Solidariedade com Sakineh Mohammadi Ashtiani no “Dia Mundial contra a Pena de Morte”

 

No próximo dia 10 de Outubro, comemoramos o “Dia Mundial contra a Pena de Morte”. Cidadãos, associações e organizações de todo o Mundo juntam-se pelos objectivos de denunciar a prática de execuções judiciais de seres humanos, pugnar pela sua abolição universal e defender o direito incondicional à vida. Juntamo-nos a esta causa, porque não outorgamos a nenhuma autoridade o poder de dispor da vida de um ser humano.

 

Portugal aboliu a pena da morte a 1 de Julho de 1867, tornando-se num dos primeiros Estados no Mundo a fazê-lo. Na actualidade, cerca de dois terços dos Países do Mundo recusam a prática da execução capital de seres humanos. O direito internacional move-se no mesmo sentido, como são exemplos, o Artigo 2 da Carta dos Direitos Fundamentais da União Europeia e a moratória sobre a pena de morte, aprovada em 2007 pela Assembleia Geral da Organização das Nações Unidas.

 

Mas 58 países prosseguem a prática da pena de morte, com 90% de todas as execuções a ocorrerem em apenas seis Nações: China, Irão, Iraque, Paquistão, Sudão e Estados Unidos da América.

 

No próximo dia 10 de Outubro, o caso Iraniano merece especial atenção. Na República Islâmica do Irão, desde o início dos anos 1980, foram executadas dezenas de milhares de pessoas sob a égide de uma doutrina fundamentalista religiosa. Incluindo mesmo execuções de algumas dezenas de crianças e adolescentes. A República Islâmica do Irão organiza perseguições, prisões, torturas, violações, apedrejamentos e execuções de oposicionistas políticos, activistas, escritores, jornalistas e estudantes, além de mulheres e homens acusados por comportamentos de “adultério” e “prostituição”.

 

As autoridades Iranianas organizam, e não raras vezes, apedrejamentos até à morte. Pelo menos, sete pessoas nos últimos cinco anos foram apedrejadas até à morte pelas autoridades Iranianas. Estes números são conhecidos através dos esforços e coragem de advogados e activistas Iranianos. Mas teme-se que os números reais sejam ainda superiores.

 

Mais recentemente, a atenção internacional sobre os casos de apedrejamento no Irão concentrou-se em Sakineh Mohammadi Ashtiani. Ashtiani foi condenada por prática de adultério a 15 de Maio de 2006, especificamente por “relação ilícita” com dois homens, depois do falecimento do marido. Foi sentenciada a 99 chibatadas, cumpridas de imediato no próprio tribunal. Em Setembro de 2006, voltou a ser condenada por adultério, desta vez dentro do casamento, e sentenciada à morte por apedrejamento.

 

Esta sentença provocou uma forte resposta internacional, com vários governos Mundiais e organizações humanitárias a apelar à retracção das autoridades Iranianas. O apelo internacional conduziu à suspensão da execução por apedrejamento, mas manteve-se a pena capital, que ainda deverá ser cumprida através de enforcamento. Em Agosto de 2010, as autoridades Iranianas estiveram prestes a executar a sentença, avisando Ashtani na véspera do seu suposto enforcamento.

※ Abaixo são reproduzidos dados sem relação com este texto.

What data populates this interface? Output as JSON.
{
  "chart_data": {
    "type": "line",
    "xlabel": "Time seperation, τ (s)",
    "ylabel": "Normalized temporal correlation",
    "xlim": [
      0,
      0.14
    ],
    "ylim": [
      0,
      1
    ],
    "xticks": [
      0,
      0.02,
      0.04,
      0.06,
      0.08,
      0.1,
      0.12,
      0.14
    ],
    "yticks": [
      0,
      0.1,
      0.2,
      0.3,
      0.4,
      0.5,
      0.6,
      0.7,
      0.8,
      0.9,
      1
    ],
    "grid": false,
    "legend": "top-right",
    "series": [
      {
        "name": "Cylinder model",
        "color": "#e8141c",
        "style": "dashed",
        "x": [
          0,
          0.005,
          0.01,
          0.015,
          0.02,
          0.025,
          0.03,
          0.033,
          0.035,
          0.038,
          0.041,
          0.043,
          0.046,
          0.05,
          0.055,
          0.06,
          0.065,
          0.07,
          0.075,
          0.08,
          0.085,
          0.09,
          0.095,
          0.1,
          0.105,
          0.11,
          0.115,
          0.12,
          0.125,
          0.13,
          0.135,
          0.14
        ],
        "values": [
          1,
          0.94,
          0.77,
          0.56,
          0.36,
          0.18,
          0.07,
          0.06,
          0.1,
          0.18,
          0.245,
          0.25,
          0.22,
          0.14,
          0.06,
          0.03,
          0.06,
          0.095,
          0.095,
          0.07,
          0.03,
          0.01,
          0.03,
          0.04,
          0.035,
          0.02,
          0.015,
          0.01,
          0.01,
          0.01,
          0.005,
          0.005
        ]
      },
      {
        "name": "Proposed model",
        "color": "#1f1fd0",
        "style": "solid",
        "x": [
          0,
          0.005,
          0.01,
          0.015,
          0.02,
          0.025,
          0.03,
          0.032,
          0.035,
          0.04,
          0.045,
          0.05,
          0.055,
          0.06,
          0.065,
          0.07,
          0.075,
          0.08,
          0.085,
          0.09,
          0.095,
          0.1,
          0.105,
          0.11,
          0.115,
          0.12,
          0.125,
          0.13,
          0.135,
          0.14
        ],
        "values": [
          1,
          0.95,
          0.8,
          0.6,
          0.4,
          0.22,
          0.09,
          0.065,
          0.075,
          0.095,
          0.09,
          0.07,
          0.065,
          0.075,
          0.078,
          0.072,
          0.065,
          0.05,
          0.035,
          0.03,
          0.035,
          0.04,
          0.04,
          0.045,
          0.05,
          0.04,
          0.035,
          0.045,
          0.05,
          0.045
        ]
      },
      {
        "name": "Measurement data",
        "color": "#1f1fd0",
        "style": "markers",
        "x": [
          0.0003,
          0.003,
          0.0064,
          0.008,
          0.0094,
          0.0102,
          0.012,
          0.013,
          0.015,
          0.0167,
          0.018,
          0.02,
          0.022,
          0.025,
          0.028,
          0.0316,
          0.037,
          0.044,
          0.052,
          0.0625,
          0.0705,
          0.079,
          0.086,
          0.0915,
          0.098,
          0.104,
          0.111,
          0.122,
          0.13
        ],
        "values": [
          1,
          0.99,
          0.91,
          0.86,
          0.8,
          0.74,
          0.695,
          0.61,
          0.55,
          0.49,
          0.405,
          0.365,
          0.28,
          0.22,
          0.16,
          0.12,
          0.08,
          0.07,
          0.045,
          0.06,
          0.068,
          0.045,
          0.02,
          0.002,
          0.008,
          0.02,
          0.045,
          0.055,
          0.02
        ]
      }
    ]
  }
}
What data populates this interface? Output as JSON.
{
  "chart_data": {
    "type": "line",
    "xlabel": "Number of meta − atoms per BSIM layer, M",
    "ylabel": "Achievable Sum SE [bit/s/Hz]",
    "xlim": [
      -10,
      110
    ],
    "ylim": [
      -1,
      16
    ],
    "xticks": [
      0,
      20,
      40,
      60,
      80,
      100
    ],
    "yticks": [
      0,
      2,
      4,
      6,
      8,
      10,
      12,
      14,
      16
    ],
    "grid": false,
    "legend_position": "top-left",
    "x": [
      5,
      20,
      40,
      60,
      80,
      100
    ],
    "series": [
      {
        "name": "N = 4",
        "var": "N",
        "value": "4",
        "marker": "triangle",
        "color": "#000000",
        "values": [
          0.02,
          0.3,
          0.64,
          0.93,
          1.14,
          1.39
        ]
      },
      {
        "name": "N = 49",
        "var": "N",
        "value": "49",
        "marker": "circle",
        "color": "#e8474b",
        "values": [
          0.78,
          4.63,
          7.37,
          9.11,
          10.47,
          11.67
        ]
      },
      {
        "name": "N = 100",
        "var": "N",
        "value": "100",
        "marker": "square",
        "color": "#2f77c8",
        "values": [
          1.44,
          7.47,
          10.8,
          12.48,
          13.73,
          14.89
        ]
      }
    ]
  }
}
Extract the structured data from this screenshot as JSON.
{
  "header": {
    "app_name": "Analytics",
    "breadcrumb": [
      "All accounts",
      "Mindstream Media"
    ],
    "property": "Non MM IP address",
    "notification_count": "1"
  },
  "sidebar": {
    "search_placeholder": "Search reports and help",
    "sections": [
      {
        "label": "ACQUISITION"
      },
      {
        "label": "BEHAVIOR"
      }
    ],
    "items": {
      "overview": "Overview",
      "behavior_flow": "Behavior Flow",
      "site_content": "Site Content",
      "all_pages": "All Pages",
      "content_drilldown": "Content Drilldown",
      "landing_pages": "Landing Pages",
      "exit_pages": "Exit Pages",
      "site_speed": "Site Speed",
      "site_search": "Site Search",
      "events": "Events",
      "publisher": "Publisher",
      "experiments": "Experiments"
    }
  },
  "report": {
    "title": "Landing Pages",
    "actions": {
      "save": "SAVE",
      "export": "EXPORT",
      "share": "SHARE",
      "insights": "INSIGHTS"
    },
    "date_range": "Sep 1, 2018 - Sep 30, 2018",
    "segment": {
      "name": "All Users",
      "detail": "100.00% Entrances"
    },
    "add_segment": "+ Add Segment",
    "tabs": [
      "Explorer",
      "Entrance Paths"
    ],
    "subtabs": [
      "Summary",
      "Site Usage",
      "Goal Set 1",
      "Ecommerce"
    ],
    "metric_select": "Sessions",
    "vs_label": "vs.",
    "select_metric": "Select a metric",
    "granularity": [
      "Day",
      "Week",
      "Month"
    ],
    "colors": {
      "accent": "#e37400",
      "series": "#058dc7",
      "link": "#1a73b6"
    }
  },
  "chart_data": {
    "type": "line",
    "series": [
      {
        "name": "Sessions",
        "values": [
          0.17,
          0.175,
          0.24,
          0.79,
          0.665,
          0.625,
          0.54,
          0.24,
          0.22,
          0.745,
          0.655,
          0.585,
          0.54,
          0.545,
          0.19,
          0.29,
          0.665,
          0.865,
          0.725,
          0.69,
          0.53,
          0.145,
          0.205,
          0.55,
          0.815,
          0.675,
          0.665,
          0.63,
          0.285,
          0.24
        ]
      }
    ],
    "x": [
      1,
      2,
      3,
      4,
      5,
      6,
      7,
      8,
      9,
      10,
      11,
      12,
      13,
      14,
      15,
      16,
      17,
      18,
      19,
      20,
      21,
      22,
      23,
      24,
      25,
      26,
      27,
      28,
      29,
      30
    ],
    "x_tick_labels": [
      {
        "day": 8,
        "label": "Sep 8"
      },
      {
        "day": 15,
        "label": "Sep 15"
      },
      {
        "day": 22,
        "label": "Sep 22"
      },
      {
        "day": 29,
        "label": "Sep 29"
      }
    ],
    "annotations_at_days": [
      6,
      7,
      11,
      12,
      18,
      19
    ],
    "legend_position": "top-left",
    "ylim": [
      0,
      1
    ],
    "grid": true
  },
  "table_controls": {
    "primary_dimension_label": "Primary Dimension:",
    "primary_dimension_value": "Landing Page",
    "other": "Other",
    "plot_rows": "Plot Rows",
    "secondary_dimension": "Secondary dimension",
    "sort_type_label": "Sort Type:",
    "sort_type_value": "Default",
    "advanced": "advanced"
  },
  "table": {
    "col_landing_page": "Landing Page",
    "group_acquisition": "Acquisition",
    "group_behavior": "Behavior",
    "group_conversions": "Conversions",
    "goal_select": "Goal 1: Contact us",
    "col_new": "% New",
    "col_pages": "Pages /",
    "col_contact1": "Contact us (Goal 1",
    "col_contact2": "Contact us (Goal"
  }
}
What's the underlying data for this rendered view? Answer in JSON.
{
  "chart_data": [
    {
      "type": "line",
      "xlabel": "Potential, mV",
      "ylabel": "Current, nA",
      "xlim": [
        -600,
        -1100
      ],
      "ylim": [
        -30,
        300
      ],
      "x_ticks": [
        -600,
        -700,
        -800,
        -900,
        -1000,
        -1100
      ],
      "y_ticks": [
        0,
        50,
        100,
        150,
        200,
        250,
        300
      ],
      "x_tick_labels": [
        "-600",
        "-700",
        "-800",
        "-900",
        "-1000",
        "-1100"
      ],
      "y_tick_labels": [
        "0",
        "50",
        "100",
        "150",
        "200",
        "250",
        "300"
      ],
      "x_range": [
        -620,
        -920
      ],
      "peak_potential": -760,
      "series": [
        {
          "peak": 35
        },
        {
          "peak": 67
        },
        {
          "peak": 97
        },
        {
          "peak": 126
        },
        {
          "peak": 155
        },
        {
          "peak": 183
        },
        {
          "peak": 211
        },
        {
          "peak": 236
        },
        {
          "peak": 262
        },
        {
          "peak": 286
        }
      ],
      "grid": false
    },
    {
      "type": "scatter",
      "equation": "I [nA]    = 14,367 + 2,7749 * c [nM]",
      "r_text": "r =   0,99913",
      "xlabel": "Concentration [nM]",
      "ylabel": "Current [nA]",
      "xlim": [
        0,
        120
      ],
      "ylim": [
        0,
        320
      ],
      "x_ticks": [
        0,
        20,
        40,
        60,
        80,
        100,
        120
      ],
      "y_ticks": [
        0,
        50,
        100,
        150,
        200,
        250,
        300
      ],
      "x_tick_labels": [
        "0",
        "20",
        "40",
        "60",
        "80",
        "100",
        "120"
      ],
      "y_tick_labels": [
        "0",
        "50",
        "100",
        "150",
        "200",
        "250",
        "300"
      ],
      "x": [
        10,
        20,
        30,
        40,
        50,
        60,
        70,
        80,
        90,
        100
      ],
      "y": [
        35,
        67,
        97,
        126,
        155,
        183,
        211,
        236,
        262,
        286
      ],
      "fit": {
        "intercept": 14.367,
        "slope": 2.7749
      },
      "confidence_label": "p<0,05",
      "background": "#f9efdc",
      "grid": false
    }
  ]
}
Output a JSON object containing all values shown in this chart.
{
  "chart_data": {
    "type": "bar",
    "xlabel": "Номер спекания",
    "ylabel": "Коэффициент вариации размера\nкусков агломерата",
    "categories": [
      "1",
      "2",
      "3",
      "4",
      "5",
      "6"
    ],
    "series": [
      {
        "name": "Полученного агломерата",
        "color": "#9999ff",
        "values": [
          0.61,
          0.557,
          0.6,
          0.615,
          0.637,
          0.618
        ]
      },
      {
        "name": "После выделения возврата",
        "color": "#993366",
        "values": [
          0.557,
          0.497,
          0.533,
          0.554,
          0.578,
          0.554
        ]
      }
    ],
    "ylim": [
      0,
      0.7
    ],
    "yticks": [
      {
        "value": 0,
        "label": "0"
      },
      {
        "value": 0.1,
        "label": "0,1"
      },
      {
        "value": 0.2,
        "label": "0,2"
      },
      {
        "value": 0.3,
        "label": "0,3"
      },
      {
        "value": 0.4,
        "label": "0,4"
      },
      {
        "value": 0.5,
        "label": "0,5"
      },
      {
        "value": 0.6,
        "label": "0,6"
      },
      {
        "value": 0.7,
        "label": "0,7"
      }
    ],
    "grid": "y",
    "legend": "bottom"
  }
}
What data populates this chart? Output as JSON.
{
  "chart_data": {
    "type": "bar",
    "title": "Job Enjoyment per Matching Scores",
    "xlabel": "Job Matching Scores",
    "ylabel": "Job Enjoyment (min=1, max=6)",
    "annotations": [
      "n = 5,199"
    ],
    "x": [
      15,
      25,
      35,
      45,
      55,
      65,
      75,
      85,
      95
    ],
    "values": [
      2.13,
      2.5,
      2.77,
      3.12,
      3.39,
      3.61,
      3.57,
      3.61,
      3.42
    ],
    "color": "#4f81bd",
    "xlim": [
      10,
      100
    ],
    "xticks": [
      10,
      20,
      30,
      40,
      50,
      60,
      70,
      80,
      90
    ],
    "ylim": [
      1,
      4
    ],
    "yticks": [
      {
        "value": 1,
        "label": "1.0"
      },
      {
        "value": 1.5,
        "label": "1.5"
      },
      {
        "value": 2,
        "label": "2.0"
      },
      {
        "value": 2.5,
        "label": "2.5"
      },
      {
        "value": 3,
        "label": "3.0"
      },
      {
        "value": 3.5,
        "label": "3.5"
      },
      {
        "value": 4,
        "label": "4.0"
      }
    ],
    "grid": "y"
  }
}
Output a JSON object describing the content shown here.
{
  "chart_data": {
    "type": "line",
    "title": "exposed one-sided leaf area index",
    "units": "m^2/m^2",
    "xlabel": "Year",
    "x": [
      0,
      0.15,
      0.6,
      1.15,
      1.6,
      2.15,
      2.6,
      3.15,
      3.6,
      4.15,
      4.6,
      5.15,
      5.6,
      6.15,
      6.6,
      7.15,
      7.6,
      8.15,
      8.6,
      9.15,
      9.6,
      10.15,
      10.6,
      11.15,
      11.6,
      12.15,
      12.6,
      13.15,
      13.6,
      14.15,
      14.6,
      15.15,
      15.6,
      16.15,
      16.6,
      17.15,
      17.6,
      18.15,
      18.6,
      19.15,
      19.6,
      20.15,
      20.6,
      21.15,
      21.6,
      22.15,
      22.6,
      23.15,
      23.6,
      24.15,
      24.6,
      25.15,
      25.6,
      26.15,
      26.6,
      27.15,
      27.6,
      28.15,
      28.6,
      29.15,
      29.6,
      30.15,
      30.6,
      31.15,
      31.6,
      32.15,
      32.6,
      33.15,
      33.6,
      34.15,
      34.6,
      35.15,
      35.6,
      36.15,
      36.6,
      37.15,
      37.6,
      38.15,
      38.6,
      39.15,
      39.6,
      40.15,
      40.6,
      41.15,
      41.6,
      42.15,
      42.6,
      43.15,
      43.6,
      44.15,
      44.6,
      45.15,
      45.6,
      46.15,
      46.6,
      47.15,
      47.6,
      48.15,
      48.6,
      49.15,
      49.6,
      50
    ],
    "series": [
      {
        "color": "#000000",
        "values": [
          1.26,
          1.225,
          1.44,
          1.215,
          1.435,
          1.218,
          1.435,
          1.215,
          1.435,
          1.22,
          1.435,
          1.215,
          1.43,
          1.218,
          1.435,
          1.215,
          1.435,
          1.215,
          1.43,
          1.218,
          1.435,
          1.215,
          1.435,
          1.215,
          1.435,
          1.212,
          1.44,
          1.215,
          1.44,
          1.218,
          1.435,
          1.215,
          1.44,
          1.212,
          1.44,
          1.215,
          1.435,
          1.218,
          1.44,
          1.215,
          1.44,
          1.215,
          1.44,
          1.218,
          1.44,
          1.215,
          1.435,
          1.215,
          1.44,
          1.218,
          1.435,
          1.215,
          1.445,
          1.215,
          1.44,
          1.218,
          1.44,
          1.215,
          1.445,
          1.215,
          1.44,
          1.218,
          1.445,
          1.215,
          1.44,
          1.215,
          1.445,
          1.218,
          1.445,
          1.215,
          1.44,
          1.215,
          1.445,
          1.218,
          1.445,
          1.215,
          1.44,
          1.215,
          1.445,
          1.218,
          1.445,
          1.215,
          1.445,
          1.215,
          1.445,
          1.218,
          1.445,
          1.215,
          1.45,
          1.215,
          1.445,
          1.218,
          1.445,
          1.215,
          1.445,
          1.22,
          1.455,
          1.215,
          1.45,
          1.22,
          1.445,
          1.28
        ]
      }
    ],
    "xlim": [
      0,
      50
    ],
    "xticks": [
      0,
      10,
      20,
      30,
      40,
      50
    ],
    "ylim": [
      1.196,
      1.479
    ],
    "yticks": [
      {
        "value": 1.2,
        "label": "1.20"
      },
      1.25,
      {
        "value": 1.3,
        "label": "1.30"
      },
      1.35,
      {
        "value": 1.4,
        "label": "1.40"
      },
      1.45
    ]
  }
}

Aparentemente, tratou-se de uma manobra de intimidação. Desde então, Ahstani está impedida de ter quaisquer contactos com familiares, amigos ou advogados. A sentença de morte não foi revogada e a sua execução mantém-se uma possibilidade.

 

A atenção internacional que este caso tem merecido, permite-nos atender a todos os outros, de cidadãos Iranianos, submetidos à prisão, violação e tortura, e a sentenças de morte por apedrejamento ou enforcamento, nas últimas três décadas. A República Islâmica é um regime fundamentalista, autoritário, injusto e repressivo. Não representa os interesses e aspirações da vasta maioria dos cidadãos Iranianos, como as grandes manifestações subsequentes às eleições de Junho de 2009 o demonstraram.

 

A nossa palavra de solidariedade para com Ashtiani é, assim, uma mensagem de apoio para todas as vítimas daquele regime fanático. Além de um pedido a todos os governos, organizações e cidadãos do Mundo que se juntem num acto de reprovação veemente pelas práticas da República Islâmica do Irão. E que continuem a patrocinar as iniciativas da oposição Democrática Iraniana, em nome da esperança num futuro livre e próspero para aquele povo milenar.